What if innate poetic vision could be exposed, rather than writing poetry taught? In summer 2018 Scottish poet and writer Kirsten Norrie (Oxon), founded The Oxford School of Poetry to offer a unique alternative the plethora of poetry courses available elsewhere. Based on the Oxbridge model of one-to-one tutorials, the OSP also works with small groups, enabling intensive exposure to the poetic imagination. With excellent courses and mentoring available through other schools and sites on how to write poetry in all its technical intricacies, the OSP sidesteps these ideas of permission examining instead, how students might develop a poetic instinct or lens.
Ishion Hutchinson, Prize winning Faber poet a Patron of the Oxford School of Poetry
As such, the tutors selected understand and convey this ethos in their own work which might not necessarily be in mainstream poetry publishing. Damian Le Bas, for example, is best known for his recent work on Romany byways: ‘The Stopping Places’, (Chatto & Windus, 2018) and Norrie, who publishes with Bloodaxe, uses alternative modes of poetic construction in her poetry – from kaleidoscopes and tarot cards to writing in situ in remote parts of Scotland having scrambled over difficult terrain to reach them. They are professionals too, here you will find individuals who may operate outside of mainstream awareness but who are disciplined and have decided to dedicate their lives to their work; Niall McDevitt is one such person; a poetopographer who grafts and crafts intensive London poetry walks, now coming to Oxford to do the same. Luke Allan is a tutor who has unique insight into editorial, manuscript publishing and setting up presses of scope and precision, having worked as senior editor at Carcanet. Tutors are not mentors, however, in a resistance to manufactured overseeing. We believe true mentorship is happenstance and organic in a poet’s life and that one’s own inner intellectual, philosophic and poetic instincts should be sharpened through deep and sustained introspection, discipline and reading. As such, we are not another grooming school for the publishing industry.
So, what might you expect on an Oxford School of Poetry Course? There will be a reading list (and a watching one), a diminished sense of the ‘group crit’ or lightweight peer review and an enhanced responsibility on the part of the student to work. A previous student compared one of Norrie’s ten courses to a Poetry M.A. – and the emphasis is on deep and serious engagement with a commitment to thoroughly engaging with the material be it Byronic meteorology or Jean-Michel Basquiat’s language of the street. If a student commits to this, they will have understood capabilities within themselves, created a rigorous attitude and, hopefully, feel emancipated and strengthened with a clear poetic lens. We have a broad range of material from Women Romantic Poets – tutored by Dr. Jenny McAuley who researched Jane Austen’s holograph fiction manuscripts as stipendiary lecturer at St. Hilda’s to a ‘spotlit’ poem, anatomised by Alexis Thompson who is currently studying for the Creative Writing MSt at Oxford. The relationship between classical music and lyrical development is taught by musician and painter Cairine MacGillivray, looking at Lieder and the language of bells in poets such as Donne and Dickinson. Kirsten Norrie, who also tutors for the Poetry School, will be working with students on practical mnemonic and creative devices such as early British compositional techniques, the art of memory and confronting the alphabet of trees.

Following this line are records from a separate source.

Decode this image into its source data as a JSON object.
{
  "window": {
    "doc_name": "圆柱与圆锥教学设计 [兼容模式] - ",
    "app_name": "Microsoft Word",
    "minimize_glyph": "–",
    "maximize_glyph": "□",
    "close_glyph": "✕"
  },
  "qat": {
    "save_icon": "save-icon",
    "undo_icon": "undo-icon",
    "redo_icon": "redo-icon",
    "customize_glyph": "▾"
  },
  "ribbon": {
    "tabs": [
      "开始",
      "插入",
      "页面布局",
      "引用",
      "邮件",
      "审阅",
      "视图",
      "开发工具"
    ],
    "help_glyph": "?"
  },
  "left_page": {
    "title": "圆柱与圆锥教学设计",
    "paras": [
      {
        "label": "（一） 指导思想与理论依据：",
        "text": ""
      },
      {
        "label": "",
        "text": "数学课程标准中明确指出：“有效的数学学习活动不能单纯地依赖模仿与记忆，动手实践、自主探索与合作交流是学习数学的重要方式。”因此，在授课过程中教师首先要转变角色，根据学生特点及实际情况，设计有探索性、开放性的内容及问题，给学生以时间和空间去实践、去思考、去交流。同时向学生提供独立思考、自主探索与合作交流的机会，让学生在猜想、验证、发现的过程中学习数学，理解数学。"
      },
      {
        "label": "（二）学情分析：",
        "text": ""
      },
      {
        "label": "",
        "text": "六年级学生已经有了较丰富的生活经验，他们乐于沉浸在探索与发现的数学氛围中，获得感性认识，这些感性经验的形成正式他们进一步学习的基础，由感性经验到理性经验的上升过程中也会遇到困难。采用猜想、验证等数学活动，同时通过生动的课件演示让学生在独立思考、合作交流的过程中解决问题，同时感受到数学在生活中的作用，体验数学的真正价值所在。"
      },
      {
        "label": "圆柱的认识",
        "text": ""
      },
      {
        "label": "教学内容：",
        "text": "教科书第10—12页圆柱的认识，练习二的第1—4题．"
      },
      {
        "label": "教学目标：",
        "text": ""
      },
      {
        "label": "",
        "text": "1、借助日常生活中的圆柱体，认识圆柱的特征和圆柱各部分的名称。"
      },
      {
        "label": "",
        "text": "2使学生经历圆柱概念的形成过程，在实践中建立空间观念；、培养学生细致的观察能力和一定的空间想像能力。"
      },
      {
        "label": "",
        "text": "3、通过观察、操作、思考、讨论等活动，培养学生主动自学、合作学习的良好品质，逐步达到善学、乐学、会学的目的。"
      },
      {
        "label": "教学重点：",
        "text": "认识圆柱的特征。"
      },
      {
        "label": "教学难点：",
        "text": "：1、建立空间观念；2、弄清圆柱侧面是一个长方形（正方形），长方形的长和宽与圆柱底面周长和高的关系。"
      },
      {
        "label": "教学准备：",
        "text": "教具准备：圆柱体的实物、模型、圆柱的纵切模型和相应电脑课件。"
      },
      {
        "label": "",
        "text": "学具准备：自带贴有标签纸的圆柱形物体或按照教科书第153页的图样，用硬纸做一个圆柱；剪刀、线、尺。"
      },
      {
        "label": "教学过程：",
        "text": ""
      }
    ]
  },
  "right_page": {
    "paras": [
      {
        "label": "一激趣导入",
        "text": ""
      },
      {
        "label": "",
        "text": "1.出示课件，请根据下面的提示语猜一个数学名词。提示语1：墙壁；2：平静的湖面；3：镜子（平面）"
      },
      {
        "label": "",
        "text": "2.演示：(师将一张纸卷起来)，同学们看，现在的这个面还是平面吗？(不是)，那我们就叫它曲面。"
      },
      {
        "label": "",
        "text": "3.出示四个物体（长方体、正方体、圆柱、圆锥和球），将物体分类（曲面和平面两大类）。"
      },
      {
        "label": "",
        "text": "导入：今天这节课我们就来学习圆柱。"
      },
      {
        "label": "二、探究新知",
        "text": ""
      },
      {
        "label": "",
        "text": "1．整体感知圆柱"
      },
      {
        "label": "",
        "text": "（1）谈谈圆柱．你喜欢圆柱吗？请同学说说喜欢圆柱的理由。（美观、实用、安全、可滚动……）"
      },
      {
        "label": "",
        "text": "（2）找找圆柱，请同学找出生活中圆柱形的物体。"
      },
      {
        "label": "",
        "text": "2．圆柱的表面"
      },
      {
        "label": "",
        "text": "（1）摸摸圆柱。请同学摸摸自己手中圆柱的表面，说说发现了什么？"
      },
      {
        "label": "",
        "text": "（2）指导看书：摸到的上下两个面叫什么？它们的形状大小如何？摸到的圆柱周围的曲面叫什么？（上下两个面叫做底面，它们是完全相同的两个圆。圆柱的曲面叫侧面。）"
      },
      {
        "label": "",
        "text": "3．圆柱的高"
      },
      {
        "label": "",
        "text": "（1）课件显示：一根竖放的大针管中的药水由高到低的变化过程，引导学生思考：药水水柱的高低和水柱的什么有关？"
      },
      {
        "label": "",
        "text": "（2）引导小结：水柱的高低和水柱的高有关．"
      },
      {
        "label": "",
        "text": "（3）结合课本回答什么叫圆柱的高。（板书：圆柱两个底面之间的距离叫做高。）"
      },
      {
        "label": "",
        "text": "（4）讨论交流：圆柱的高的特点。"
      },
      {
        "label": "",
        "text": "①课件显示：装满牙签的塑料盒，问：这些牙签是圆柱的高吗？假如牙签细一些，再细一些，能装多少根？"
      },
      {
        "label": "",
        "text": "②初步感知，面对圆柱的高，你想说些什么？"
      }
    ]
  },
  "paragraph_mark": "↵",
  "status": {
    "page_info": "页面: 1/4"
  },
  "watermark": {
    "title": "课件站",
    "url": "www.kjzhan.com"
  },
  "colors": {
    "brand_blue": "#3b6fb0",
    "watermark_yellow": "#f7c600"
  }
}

Image courtesy C. MacGillivray who will be offering
Hare by tutor Cairine MacGillivray, tutoring John Ruskin’s Poetry & Painting, Spring 2018.
a spring course on John Ruskin’s poetry and drawing.
We are developing courses for academics whose needs aren’t served as beginners on other courses, due to their levels of expertise but who have not yet confronted their creative writing seriously or even begun to write but would like to engage with a way to do that, offered by Dr. Jenny McAuley. Further links are being forged with Wolfson College and in Spring Term 2019 we will be adding to our roster of tutors to include poet photographer Justin Coombes who has been a lecturer at the Ruskin School of Drawing and Fine Art, Oxford University, for over a decade. Our ethos is not privileged or elitist, however. Our patrons: Asif Khan, Director of the Scottish Poetry Library; Ishion Hutchinson, award-winning poet published by Faber & Faber and Michael Schmidt, (OBE), Founder and Managing Director of Carcanet, reflect this and support our desire to engage students in a rigorous and intelligent exposure to ways of poetic thinking and being. All we ask for in our students is that they take their learning seriously, commit to in-depth study for the length of the course and remain open and curious.
The Oxford School of Poetry offers short and long courses for individuals and groups, one hour tutorials to work in depth on particular poems or ideas, manuscript assessment (offered by Luke Allan), and a course to build a collection for those with a substantial body of work. Courses can be offered online (predominantly), or one-to-one face-to-face in Oxford. Prices are scaled competitively – we have tried to keep them as low as possible and will be introducing subsidised and bursary places as the school develops.